El año pasado, planeé mi última salida con ella. Antes de que el Alzheimer me ganara y se robara parte de sus recuerdos, me la llevé una vez más para pasar un bonito fin de semana juntas.
«—El color naranja aporta ese sentimiento de independencia y confianza en uno mismo, mijita. Es el color de la creatividad, de la alegría—coloca una pequeña flor sobre mi oreja—. Es el color de lo dulce, así como tú.
—Gracias, abue—sonrío acomodándole el rebozo de colores sobre su espalda algo encorvada por los años—. A veces me pregunto por qué mamá no sacó tu espíritu.
—No sé, mijita, no sé—continúa caminando despacio—. Tu madre nunca se conformó con pequeñeces, por esa razón no quiso casarse con ningún chamaco del pueblo cuando tuvo la ocasión. Decía que no le llegaban a la altura—niega con la cabeza—. Para el colmo odiaba las tradiciones y a veces sus respuestas altaneras herían rete arto el corazón de tu abuelo; él, que lleva las manos curtidas de tanto arar la tierra para que ella y sus hermanos tuvieran la mejor educación.
—Espero que mi abue Juan Manuel haya sabido perdonarla.
—Lo hizo, créeme que sí.
—Quizás mamá no ame sus raíces, pero ¿te digo algo? Yo las llevo en la sangre y bien adentrito de mi corazón, así como a ti, amámi Lourdes—la abrazo con lágrimas en los ojos por su sollozo bajito—. ¿Sabes qué más dicen del naranja?
—¿Qué, mi niña?
—Que es fácil verlo en la oscuridad—alzo la vista hacia las montañas—. Algún día brillaré con esa misma intensidad. Te lo prometo.

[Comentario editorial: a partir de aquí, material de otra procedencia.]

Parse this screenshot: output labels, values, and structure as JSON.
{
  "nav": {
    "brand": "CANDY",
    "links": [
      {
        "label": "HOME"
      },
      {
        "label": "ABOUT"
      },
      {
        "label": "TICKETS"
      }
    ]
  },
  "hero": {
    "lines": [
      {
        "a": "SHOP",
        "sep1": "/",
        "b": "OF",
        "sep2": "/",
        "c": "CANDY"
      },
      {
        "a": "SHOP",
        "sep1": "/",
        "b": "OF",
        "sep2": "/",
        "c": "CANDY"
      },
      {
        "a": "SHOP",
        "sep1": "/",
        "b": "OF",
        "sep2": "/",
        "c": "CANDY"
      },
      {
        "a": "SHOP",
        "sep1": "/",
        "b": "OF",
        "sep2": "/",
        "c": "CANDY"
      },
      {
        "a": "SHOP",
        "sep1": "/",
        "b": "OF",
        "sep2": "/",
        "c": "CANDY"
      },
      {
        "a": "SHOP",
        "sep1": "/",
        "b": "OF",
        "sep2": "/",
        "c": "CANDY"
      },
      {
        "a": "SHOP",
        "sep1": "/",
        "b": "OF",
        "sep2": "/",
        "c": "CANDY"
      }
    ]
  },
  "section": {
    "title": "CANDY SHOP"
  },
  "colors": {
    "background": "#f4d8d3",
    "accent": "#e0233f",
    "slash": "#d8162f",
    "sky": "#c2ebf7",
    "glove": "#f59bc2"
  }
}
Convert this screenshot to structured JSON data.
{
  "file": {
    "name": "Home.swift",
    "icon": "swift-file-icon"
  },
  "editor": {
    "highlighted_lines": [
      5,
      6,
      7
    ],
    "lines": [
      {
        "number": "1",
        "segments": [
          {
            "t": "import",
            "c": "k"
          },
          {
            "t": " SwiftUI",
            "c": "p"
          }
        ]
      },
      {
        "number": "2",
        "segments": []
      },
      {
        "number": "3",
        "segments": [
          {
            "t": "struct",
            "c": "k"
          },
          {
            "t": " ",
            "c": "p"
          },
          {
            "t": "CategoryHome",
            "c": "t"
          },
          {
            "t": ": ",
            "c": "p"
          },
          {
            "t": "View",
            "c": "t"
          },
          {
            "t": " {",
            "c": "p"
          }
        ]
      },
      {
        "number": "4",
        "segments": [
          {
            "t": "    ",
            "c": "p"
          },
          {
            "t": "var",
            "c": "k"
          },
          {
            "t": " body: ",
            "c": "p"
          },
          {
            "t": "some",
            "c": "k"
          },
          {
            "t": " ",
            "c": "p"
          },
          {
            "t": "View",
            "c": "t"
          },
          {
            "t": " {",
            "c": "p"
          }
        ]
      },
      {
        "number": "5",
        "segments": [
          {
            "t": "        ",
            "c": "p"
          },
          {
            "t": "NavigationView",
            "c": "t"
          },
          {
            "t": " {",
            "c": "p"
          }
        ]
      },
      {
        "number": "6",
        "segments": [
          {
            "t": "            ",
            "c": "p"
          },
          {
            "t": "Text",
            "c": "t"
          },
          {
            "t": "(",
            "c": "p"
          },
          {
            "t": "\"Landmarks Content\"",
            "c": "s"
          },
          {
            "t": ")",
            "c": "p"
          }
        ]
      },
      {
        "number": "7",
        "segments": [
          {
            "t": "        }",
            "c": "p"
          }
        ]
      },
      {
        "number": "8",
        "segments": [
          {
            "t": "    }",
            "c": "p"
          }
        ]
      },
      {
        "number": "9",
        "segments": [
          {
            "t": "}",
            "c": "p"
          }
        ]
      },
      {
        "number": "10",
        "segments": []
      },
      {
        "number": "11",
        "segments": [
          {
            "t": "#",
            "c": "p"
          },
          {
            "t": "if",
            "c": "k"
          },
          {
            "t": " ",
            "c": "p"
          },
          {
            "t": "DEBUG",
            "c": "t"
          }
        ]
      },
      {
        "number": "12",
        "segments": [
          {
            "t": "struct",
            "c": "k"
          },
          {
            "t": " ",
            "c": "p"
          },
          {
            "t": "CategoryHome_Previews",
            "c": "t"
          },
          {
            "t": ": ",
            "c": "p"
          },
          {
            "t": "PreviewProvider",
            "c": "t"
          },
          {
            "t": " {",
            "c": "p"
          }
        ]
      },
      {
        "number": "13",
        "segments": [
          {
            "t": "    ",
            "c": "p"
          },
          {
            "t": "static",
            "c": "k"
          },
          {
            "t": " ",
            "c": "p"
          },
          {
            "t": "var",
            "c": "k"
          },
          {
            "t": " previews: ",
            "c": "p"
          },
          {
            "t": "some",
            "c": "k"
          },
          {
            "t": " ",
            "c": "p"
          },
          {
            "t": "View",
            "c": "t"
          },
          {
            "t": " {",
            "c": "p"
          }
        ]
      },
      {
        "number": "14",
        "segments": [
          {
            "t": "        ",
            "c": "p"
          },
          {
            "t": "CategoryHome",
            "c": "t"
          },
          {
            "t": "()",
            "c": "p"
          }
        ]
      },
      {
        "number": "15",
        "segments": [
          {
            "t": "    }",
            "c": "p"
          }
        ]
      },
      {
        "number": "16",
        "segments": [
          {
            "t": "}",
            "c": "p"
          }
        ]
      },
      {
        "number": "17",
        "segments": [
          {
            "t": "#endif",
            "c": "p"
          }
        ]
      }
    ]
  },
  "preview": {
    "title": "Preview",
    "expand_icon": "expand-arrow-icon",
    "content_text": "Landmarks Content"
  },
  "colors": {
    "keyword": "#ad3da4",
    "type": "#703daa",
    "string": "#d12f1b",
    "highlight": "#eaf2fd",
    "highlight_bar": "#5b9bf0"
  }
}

—Brillarás más que las xuráves (estrellas) en el cielo, mi flor. Ya lo verás».
Esa noche fue la más agridulce de mi vida. Apenas terminamos de conversar comprendí de inmediato que, si su mente se iba, si sus recuerdos se borraban, Dulce y yo estaríamos completamente solas. Mi abue era quien nos entendía, nos sanaba el corazón con sus anécdotas, rezaba por nosotras cada noche y sabía muy bien lo que nos hacía feliz. Pero ¿ahora? Bueno, ahora solo las buenas memorias existen. ¿Y mi amámi Lourdes? Sigue presente, pero ya no sabe quiénes somos.
—Te abrazo con el alma, amámi—musito tratando de desatar el gigantesco nudo en mi garganta.
—Disculpe, señora. Su teléfono ha vuelto a sonar—dice una joven voz varonil a mis espaldas.
—Oh, muchas gracias—me giro para tomar el teléfono—. Ni siquiera escuché cuando subiste.